As I and my wonderful executive team my campus chapter of NAMI work to bring the organization on its feet and have a solid student backing, we’ve had plenty of time to brainstorm and bounce ideas off each other as to how to actually recruit new members.
You don’t realize how hard it is to start a student organization from basically scratch until you’re in that position. It’s hard to get your voice heard over the many other student organizations, all of which are more established, who are doing the same thing.
How do we make our group stand out? What should we do at meetings to entice more people to show up and be able to implement the many ideas we have? It’s kind of pointless to plan an event if nobody would actually show up.
Luckily, word of mouth is a powerful thing. Many students didn’t even know our group existed, me included until this semester. And when they do hear about us, then they definitely have interest to learn more. It’s just about getting our message across.

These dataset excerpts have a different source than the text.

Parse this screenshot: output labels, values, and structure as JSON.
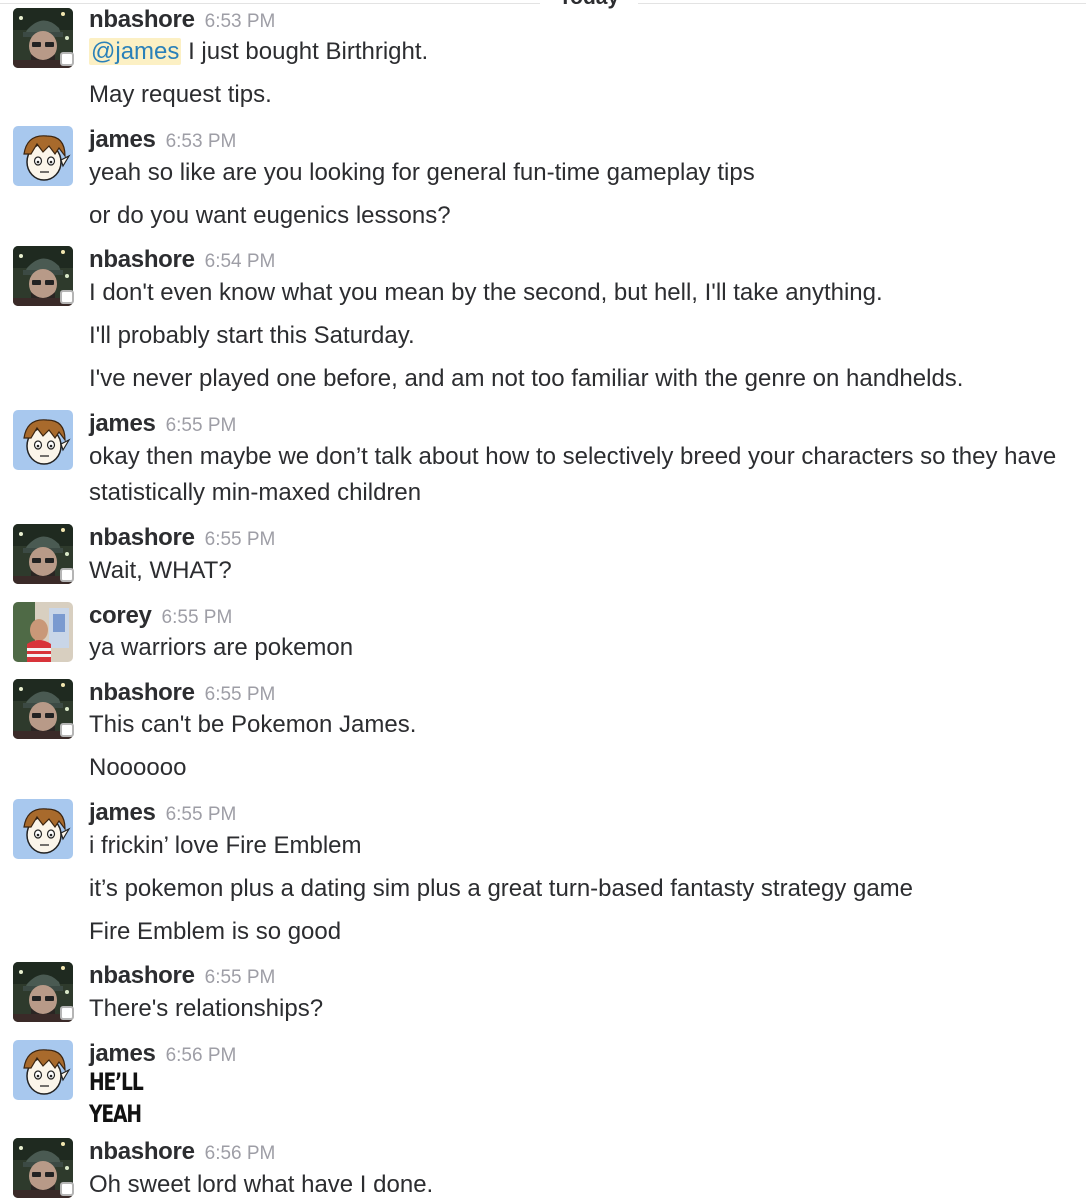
{
  "divider": {
    "label": "Today"
  },
  "messages": [
    {
      "author": "nbashore",
      "time": "6:53 PM",
      "mention": "@james",
      "lines": [
        "I just bought Birthright.",
        "May request tips."
      ]
    },
    {
      "author": "james",
      "time": "6:53 PM",
      "lines": [
        "yeah so like are you looking for general fun-time gameplay tips",
        "or do you want eugenics lessons?"
      ]
    },
    {
      "author": "nbashore",
      "time": "6:54 PM",
      "lines": [
        "I don't even know what you mean by the second, but hell, I'll take anything.",
        "I'll probably start this Saturday.",
        "I've never played one before, and am not too familiar with the genre on handhelds."
      ]
    },
    {
      "author": "james",
      "time": "6:55 PM",
      "lines": [
        "okay then maybe we don’t talk about how to selectively breed your characters so they have",
        "statistically min-maxed children"
      ]
    },
    {
      "author": "nbashore",
      "time": "6:55 PM",
      "lines": [
        "Wait, WHAT?"
      ]
    },
    {
      "author": "corey",
      "time": "6:55 PM",
      "lines": [
        "ya warriors are pokemon"
      ]
    },
    {
      "author": "nbashore",
      "time": "6:55 PM",
      "lines": [
        "This can't be Pokemon James.",
        "Noooooo"
      ]
    },
    {
      "author": "james",
      "time": "6:55 PM",
      "lines": [
        "i frickin’ love Fire Emblem",
        "it’s pokemon plus a dating sim plus a great turn-based fantasty strategy game",
        "Fire Emblem is so good"
      ]
    },
    {
      "author": "nbashore",
      "time": "6:55 PM",
      "lines": [
        "There's relationships?"
      ]
    },
    {
      "author": "james",
      "time": "6:56 PM",
      "lines": [
        "HE’LL",
        "YEAH"
      ]
    },
    {
      "author": "nbashore",
      "time": "6:56 PM",
      "lines": [
        "Oh sweet lord what have I done."
      ]
    }
  ]
}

So what is that message? Why should people care and want to support another student organization when their schedules are already booked up? What makes us stand out from the crowd? And, probably most importantly, why should people besides those who regularly manage mental illness care? It’s not an immediate concern or high priority when there are so many other issues to think about…right?
It’s easy to brush over the fact that regardless if we have been diagnosed with a mental illness or not, we all have mental health. It’s not like it magically arises from thin air once neurotransmitters start malfunctioning. It’s not like everyone becomes aware of their exercise and diet only once they’re at risk for heart disease and diabetes. We make healthy choices now and maintain a level of health and fitness to prevent future diseases. And some of those diseases are genetic and inevitable, but we know that we should be eating more vegetables and sitting less often.
Why do we treat mental health differently? Rather than a complement to physical health habits, we probably don’t think of tracking our moods or stress levels like a food diary or workout schedule. Most likely, we only think about seeing a therapist or becoming more mindful in daily life until we hit rock bottom. We’re trying to backtrack rather than be proactive and prevent problems in the first place.
Because when we’re feeling content and happy, it’s hard to picture not being that way, or that to judge abruptly for no apparent reason. Let’s face it, it’s not fun to think about. It’s not as glamorous or exciting to promote hotlines and medications when we could be advertising some fun workout clothing and fad diets.
That’s the problem in of itself. Even as we make progress and become more open about our mental health, it still feels like this far-off concept that we consciously must bring forth, while physical health is just automatic. We still only bring up mental health when it “feels” appropriate, when we’re with people who probably also are concerned about their mental health. You wouldn’t think twice about someone saying they’re sick and can’t come to something, but we can’t feel that same ease if we need a mental health day.
Our ultimate goal then is to make everyone care about mental health, regardless of their own background and history. Mental illness is far too common to not talk about it. Heck, too often we deal with physical symptoms and try to treat them with typical medications, when the root of the symptoms are your mental health. Stress, anxiety, and depression can have dramatic effects on your body.
We care about curing and eradicating diseases like cancer and HIV/AIDS. We don’t have to have diabetes or MS or other diseases to care about them. But we push mental illness under the radar and simply offer how to manage it, often with uncomfortable side effects. We think those who care about mental health are only those who have problems, but why should that be the case? Shouldn’t we all want to take care of each other? If we’re able to have a voice, shouldn’t we speak up for everybody, not just those with visible illness?
The more understanding we have, the better off we’ll be. The more we can openly fight for the health of every single person, not just a select group. The more we can prevent increasing cases of mental illness in the first place. The more we can be our best, balanced selves.